Meriem B 

L’intelligence artificielle appliquée à la santé franchit un nouveau cap à Oran. À l’Université Oran 1 Ahmed Ben Bella, la sixième édition des Écoles SACONET s’impose comme un rendez-vous scientifique où les innovations étudiantes quittent le cadre académique pour être évaluées face aux contraintes réelles du terrain médical. Ouvert ce dimanche 21 juin et s’étalant sur deux jours, l’événement confirme une dynamique de structuration de la santé numérique portée par la recherche universitaire.

Organisée à la bibliothèque Rabah Hamache de la faculté des sciences exactes et appliquées, au campus Mourad Taleb Salim (ex IGMO), cette édition se déroule sous le thème « De la promesse à la preuve : l’IA en santé à l’épreuve du terrain ». Elle réunit enseignants, chercheurs, professionnels de santé et étudiants autour de conférences, posters scientifiques et démonstrations de prototypes.

Une université face aux mutations technologiques

Dans son allocution d’ouverture, le recteur de l’Université Oran 1, Abdelmalek Amine, a souligné que les universités doivent désormais jouer un rôle moteur dans la transformation numérique. Selon lui, l’essor de l’intelligence artificielle, de l’apprentissage automatique et de l’analyse des données redéfinit profondément les systèmes de santé.

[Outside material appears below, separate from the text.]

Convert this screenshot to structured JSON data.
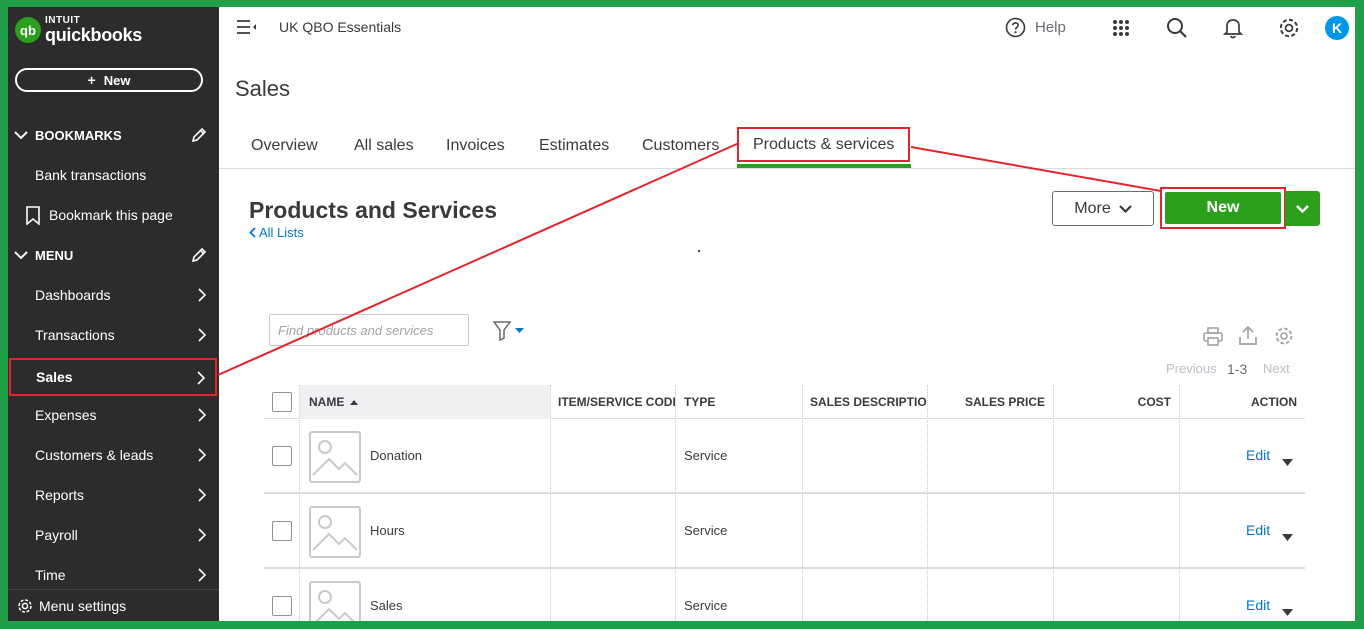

Il a insisté sur l’émergence de concepts structurants tels que la santé numérique, la médecine de précision ou encore l’aide intelligente à la décision médicale. Pour le recteur, ces évolutions imposent un renforcement de la recherche pluridisciplinaire entre informatique, sciences exactes et sciences de la santé afin de produire des solutions concrètes et opérationnelles.

Vers un rapprochement entre hôpital et université

En ouverture des travaux, le vice-recteur chargé des relations extérieures, le professeur Karim Bouamrane, également enseignant à la faculté des sciences exactes, a animé la première conférence consacrée aux enjeux de l’IA en santé.

Il a mis en avant les efforts des universités algériennes dans le développement d’applications innovantes, parfois déjà utilisées à l’échelle locale ou régionale. Il a surtout insisté sur la nécessité de renforcer la collaboration entre professionnels de santé et informaticiens, afin de mieux répondre aux besoins des établissements hospitaliers.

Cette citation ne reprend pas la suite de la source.